Given the significant economic and business uncertainties roaming the world, alongside American equities being only slightly lower than in 1929 relative to earnings over ten years, I’ve decided to buy some more insurance against a large drop in markets around the world.
I’ll continue to buy deep value UK shares, but also have in place a financial instrument that rises in value between ten- and fifty-fold should the Dow Jones fall by a large percentage. Thus, even if the price of my UK shares declines, I’ll be OK overall.
Tomorrow’s newsletter will describe the instrument I bought. Today, I briefly recap the reasons to worry about a major downturn, especially in the American share market.
(More detail on these points is in the newsletters posted: 22nd Feb – 1st March 2017, 7th & 9th & 10th June 2017, 12th – 27th June 2017, 7th – 8th July 2017, 20th -21st Dec 2017, 18th – 22nd Sept 2018).
Cyclically adjusted price earnings ratio
The first chart is taken from Professor Robert Shiller’s website. It measures the current share price divided by the average of the past ten years’ earnings per share.
The ratio has come off its highs of around 34 in 2018 due to recent rapid growth in earnings helped by the tax cut, but nevertheless, it remains around the same level as in 1929 and 1999, and much higher than at the 1966 or 2007 peak.
Investors in American shares have high expectations of earnings growth over the next few years. Will they be fulfilled? Maybe. But there are some reasons to doubt continued resilience. I’ll outline a few of the possible triggers that might start a large slide in US shares:
- Bank crisis?
“Nearly every banking crisis in the last thirty years has been associated with a decline in cross-border investment flows that led to a decline in the price of a country’s currency. Every country that experienced a banking crisis had previously experienced an economic boom. These booms morphed into busts when the investment flows stopped.” (Manias, Panics and Crashes (2015) by Kindleberger and Aliber.)
Is the flow of loans to America slowing?
The Federal Reserve Bank of St Louis recently wrote: “As long as a government runs deficits, it has to find buyers for its bonds. In the years after the Great Recession, the Federal Reserve was a willing buyer of U.S. Treasury bonds. Since 2014, though, the Fed has put its buying spree on hold [Blue line in the chart]. So, somebody else must be taking up the slack. But who? The graph addresses this question.
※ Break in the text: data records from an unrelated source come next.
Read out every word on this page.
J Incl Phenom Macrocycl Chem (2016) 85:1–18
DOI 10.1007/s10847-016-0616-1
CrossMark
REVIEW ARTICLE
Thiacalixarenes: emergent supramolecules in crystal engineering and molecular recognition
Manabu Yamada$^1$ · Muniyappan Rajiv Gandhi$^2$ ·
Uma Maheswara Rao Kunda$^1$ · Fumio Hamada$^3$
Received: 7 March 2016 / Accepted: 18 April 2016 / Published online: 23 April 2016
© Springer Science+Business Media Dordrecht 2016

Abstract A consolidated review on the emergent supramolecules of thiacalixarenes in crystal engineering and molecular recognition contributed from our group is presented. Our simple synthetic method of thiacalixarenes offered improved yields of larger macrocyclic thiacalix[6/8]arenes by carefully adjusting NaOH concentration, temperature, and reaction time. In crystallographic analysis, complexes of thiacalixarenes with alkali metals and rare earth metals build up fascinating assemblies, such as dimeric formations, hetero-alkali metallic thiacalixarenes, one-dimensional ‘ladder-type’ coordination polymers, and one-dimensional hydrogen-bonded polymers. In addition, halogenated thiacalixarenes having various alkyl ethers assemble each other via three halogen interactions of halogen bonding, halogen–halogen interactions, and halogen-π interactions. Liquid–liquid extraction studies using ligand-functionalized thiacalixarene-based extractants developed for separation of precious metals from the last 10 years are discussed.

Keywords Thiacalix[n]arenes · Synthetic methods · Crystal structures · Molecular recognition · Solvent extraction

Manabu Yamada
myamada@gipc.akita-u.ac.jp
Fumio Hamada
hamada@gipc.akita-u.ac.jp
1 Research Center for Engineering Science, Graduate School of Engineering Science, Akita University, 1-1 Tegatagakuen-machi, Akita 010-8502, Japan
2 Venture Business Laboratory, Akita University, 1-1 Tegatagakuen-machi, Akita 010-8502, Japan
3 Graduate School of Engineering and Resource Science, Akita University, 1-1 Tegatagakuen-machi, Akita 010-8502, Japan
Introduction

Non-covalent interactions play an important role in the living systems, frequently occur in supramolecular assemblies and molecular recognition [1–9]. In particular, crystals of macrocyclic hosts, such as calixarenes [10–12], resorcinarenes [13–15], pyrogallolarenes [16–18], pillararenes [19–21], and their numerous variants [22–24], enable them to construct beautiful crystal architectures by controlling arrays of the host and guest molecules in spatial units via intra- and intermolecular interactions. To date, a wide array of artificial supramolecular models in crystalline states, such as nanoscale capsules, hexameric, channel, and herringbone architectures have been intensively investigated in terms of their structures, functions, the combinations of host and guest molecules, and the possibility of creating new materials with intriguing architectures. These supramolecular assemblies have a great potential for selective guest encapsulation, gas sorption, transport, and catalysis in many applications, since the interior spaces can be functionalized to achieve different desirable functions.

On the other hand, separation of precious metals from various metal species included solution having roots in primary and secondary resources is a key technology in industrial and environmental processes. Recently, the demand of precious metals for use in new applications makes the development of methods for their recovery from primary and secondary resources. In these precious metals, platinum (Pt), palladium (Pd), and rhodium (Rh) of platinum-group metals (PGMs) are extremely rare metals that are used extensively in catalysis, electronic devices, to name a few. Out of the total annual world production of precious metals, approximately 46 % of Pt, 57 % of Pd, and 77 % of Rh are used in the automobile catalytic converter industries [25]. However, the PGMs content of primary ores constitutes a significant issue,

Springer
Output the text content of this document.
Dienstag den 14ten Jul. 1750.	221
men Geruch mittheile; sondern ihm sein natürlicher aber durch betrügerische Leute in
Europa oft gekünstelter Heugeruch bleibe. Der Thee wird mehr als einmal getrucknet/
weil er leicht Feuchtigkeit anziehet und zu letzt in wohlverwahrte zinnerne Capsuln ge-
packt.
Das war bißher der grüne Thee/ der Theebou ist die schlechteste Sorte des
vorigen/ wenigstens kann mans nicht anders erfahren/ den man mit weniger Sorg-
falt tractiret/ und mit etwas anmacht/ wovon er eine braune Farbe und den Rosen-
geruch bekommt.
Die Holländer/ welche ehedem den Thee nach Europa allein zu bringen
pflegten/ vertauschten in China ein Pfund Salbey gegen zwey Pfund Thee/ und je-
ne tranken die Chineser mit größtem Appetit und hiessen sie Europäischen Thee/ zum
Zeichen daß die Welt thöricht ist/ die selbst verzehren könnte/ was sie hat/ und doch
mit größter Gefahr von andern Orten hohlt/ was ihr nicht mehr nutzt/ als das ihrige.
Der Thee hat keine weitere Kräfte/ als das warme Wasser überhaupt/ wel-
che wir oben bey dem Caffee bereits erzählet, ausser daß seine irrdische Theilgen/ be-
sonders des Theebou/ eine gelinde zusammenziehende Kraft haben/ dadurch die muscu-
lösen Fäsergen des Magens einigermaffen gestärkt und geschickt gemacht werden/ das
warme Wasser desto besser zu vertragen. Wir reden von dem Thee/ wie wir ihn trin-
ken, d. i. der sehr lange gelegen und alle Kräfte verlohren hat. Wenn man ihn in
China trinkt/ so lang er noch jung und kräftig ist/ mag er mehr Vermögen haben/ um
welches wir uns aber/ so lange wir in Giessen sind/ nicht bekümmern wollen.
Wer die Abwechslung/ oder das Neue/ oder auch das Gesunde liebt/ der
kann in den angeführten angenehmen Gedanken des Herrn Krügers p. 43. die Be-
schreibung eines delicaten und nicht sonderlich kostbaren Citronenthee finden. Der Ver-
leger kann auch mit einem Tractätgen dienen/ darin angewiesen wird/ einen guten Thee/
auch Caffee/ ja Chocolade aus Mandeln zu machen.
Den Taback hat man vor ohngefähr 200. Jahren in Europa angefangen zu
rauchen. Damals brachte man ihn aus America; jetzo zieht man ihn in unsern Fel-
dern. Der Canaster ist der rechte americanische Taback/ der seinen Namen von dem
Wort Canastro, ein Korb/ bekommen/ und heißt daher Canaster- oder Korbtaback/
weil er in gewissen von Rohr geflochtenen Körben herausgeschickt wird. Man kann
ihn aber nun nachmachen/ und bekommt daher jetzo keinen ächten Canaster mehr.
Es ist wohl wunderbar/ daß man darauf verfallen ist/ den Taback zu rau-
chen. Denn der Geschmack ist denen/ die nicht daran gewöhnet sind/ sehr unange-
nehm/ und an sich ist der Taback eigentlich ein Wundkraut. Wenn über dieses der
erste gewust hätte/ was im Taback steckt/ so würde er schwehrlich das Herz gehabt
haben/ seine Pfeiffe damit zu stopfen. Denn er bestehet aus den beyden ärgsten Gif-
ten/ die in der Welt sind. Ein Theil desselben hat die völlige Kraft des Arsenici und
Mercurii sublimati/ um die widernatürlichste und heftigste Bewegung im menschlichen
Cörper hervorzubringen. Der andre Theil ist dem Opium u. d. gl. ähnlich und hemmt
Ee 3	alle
Contrary to some reports, foreigners are not soaking up federal government debt [Red line]. It seems to be domestic private investors [Green line], given that their holdings have continued increasing, while foreigners’ holdings have not.” We thus have an indicator that foreigners are less willing to fund American borrowing.
US GDP is around £21tn and total government debt (include the $13.5tn of Federal debt) is also $21tn, that is $64,000 per man woman and child – 40% of it is owed to foreigners.
Federal debt held by the Fed (Red), by US private investors (Green) and by Foreigners (Blue), percentage of total.
- Danger in corporate debt levels
The debt of US companies is double the level of 2008 ($3tn in 2008 and $6tn in 2019), when the last crisis set in – the economy has grown by about one-third in the last decade.